NM: Yes, but why do we have to reinvent the wheel? I think that today you can have industry without all that pollution.  You know London in the 1960s, think of all the smog.  I went their in the sixties, my father worked for Air India so I got a free ticket, and it was black, like a hellish city.  And in fact the chemicals that we have now for the textile industry are far more potent than those used more than a hundred years ago and can make things a lot worse.  And you don’t know how these chemicals are going to affect the groundwater, you see, and so when that happens it can affect the plant life, and then it affects the human being and it leads to more disease.  You see, poor people are uneducated, they don’t know that they should were gloves, they shouldn’t be breathing in certain things; this is actually killing a lot of people.  And why are we doing this? Money? For getting a Rolex watch? What is the end? What is the aim?

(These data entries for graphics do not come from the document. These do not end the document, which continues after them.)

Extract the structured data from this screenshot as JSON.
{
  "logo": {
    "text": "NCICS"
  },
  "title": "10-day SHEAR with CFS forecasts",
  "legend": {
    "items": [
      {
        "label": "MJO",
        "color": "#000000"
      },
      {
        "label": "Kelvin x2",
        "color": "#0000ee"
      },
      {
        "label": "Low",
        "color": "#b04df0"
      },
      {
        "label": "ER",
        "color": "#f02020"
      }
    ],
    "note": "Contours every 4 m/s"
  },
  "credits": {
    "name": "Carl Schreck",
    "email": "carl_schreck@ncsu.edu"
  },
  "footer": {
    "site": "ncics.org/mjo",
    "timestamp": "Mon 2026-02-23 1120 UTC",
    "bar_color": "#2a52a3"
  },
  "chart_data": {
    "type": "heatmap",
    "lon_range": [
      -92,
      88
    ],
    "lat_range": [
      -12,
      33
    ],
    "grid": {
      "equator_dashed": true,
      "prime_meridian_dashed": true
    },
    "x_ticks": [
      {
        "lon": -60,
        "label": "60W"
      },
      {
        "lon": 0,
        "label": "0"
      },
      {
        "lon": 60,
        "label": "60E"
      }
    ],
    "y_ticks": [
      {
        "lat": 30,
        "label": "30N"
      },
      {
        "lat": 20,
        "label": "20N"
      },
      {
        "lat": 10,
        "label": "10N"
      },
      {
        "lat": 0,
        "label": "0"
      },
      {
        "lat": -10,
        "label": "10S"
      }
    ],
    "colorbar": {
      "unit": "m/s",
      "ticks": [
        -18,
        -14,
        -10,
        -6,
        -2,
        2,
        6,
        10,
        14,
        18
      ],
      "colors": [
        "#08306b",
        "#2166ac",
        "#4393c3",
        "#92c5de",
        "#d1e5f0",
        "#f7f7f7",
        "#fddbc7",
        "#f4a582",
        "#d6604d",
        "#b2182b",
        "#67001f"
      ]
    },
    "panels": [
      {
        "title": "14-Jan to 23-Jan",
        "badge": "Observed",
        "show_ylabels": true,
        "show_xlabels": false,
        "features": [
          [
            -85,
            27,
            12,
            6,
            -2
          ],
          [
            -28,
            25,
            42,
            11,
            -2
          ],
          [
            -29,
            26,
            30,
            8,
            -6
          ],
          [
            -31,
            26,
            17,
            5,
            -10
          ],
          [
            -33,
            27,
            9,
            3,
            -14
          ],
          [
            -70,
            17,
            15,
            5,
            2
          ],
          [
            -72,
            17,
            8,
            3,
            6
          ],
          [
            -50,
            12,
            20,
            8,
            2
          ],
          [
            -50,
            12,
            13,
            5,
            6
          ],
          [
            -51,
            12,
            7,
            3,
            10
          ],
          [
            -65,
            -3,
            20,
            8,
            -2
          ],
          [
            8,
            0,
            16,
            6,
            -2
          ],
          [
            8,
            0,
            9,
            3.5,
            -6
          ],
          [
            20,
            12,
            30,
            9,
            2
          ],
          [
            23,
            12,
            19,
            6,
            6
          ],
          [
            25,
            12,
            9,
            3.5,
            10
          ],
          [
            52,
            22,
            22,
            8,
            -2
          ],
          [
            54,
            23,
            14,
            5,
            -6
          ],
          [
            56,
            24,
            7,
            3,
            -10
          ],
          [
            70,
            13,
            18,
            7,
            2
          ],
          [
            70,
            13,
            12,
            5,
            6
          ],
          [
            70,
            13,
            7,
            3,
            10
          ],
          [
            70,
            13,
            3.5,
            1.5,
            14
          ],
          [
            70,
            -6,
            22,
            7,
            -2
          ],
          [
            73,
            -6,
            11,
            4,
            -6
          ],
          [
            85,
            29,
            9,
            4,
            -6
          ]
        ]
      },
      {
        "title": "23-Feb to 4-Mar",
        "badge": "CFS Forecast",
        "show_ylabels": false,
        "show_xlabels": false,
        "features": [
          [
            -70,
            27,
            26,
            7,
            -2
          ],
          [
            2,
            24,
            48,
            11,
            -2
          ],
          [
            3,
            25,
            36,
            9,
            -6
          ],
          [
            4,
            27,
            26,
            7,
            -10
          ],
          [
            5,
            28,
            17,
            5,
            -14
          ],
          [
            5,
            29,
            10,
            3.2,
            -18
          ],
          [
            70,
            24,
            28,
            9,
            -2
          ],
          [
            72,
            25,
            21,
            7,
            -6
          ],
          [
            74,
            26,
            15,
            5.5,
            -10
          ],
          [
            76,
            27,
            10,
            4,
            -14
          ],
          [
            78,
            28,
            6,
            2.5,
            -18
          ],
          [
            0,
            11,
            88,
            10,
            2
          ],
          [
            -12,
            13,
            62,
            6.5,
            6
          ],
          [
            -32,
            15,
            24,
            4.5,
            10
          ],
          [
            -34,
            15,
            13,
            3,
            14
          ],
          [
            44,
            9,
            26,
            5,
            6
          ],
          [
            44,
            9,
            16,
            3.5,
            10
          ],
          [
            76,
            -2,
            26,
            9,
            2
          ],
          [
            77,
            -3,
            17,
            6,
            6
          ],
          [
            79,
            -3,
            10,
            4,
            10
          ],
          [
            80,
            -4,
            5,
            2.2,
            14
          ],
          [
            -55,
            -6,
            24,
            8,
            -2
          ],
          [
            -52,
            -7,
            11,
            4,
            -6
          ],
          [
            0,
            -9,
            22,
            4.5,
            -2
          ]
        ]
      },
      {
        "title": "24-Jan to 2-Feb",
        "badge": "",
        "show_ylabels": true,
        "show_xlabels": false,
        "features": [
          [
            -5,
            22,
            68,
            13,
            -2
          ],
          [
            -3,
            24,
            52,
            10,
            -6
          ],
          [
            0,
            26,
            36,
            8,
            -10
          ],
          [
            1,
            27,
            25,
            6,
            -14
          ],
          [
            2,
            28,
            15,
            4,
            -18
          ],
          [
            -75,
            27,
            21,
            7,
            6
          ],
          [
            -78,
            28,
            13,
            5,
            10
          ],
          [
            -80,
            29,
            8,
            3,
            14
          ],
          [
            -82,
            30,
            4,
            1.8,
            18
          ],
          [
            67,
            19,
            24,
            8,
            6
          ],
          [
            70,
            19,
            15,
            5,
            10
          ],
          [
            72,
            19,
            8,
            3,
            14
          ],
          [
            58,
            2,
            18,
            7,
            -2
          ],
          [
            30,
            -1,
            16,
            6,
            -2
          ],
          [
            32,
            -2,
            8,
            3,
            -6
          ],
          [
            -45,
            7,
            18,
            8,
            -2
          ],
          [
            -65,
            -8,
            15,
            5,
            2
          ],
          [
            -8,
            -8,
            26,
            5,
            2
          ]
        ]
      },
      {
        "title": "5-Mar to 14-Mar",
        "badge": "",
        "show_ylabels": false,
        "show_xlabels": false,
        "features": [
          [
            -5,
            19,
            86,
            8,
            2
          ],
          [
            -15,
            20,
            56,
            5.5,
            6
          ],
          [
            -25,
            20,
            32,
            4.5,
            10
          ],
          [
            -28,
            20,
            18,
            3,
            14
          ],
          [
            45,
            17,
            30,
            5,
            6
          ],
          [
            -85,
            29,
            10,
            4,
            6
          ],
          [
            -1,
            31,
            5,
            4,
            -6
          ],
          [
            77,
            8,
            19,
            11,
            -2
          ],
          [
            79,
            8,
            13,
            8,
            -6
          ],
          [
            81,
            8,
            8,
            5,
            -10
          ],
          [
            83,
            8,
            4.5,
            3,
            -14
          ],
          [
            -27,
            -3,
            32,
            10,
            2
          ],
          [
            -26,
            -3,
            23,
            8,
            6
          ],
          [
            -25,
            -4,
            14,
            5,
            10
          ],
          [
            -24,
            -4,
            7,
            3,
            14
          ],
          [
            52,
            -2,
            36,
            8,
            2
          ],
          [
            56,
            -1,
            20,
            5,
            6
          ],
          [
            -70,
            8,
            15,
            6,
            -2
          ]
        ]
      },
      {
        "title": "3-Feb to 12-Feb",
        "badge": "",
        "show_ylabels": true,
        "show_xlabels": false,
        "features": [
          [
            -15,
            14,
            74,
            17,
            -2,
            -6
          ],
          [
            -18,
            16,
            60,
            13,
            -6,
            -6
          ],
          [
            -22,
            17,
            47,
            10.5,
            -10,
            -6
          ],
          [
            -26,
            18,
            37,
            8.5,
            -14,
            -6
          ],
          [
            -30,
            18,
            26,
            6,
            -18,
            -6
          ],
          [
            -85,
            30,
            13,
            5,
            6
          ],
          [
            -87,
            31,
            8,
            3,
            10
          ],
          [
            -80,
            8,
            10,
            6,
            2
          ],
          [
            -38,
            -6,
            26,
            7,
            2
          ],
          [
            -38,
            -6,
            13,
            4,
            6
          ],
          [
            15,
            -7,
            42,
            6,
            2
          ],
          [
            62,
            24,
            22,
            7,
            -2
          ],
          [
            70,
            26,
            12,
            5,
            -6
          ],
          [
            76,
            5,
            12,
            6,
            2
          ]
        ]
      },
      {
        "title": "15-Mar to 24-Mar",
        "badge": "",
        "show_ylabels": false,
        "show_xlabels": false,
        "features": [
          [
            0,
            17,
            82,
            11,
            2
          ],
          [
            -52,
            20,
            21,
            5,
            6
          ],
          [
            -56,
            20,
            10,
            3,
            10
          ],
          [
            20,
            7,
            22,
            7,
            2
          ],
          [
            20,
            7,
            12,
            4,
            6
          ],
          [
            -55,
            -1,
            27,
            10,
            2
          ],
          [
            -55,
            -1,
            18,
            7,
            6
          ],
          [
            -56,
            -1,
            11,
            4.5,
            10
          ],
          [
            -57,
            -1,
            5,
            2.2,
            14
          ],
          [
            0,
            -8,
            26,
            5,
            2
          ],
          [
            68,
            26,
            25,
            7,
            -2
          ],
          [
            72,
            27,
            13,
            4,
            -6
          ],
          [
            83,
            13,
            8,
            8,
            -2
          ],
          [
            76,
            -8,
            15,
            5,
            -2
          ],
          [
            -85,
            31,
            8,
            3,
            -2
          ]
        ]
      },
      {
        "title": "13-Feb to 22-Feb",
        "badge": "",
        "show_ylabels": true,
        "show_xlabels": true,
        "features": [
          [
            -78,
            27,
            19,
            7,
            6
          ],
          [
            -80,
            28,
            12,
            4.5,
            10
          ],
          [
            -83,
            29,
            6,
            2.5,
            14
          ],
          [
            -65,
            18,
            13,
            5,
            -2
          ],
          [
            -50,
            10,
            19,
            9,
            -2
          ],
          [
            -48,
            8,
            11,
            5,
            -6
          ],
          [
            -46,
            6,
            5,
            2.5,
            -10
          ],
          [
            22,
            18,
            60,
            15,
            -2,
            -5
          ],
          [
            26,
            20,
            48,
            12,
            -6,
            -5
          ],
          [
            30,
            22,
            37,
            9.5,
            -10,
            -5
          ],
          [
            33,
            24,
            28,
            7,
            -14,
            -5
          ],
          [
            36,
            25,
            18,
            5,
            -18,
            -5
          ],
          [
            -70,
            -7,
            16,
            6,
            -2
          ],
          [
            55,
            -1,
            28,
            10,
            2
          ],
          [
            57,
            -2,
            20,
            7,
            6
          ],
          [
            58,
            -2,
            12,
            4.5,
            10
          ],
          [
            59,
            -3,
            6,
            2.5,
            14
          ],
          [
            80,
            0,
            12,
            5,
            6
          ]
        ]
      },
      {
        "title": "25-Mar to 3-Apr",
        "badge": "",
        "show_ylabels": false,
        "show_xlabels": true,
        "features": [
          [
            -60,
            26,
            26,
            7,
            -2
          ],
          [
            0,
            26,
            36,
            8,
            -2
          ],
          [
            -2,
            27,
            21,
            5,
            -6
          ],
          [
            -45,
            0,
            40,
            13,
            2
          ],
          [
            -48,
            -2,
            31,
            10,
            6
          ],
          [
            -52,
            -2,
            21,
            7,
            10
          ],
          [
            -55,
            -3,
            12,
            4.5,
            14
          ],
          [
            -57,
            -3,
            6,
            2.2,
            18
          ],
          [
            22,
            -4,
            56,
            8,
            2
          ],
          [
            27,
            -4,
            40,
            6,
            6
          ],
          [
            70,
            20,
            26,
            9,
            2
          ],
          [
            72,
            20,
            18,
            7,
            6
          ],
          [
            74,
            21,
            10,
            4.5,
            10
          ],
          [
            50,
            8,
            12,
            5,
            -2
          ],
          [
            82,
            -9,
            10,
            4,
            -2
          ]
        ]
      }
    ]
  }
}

JG: I was curious to see what other Indian artists had exhibited here in Ireland. A few years ago Grant Watson co-curated with Suman Gopinath an exhibition called Drawing Space: Contemporary Indian Drawing.


NM: I know him! They were both in Venice this year too. Actually I don’t know about Ireland but together they curated an exquisite show in London at the Tate.  It was three artists from India.


JG: Yes, that’s it! It was brought to the Project in Dublin, there was Nasreen Mohammedi, Sheela Gowda and N.S.Harsha, on exhibit.


NM: Yes, I loved that show.


JG: Nasreen Mohamedi’s work at first glance seems less overtly Indian…more abstract.


NM: Yes, very abstract but that’s the first layering.  Actually, she was my best friend, she used Buddhism and Sufi poetry, which is very abstract.  So it looks as if it is more Western and more abstract but its resonances are from the East. I knew her very well…she was a recluse, she was like a fakir… and at one time I used to tell her that somebody should make a documentary on her, because of the way she lived…the way she organized her home, her workspace, her art, it was seamless…She rented a home where she was teaching and I was there with her for about two months and I said “I’ll do your garden,” and she said, “Yes, but do remember only white flowers.”


JG: Equally, Nalini, there seems to be a dignity in your work. It’s as if you manage to steer through the clutter of life, and yet finely tuned narratives manage to emerge.

NM: Really! That’s very nice to know because there is a lot of clutter still in my head! Nalini laughs.


Jennie Guy is a writer and curator based in Dublin.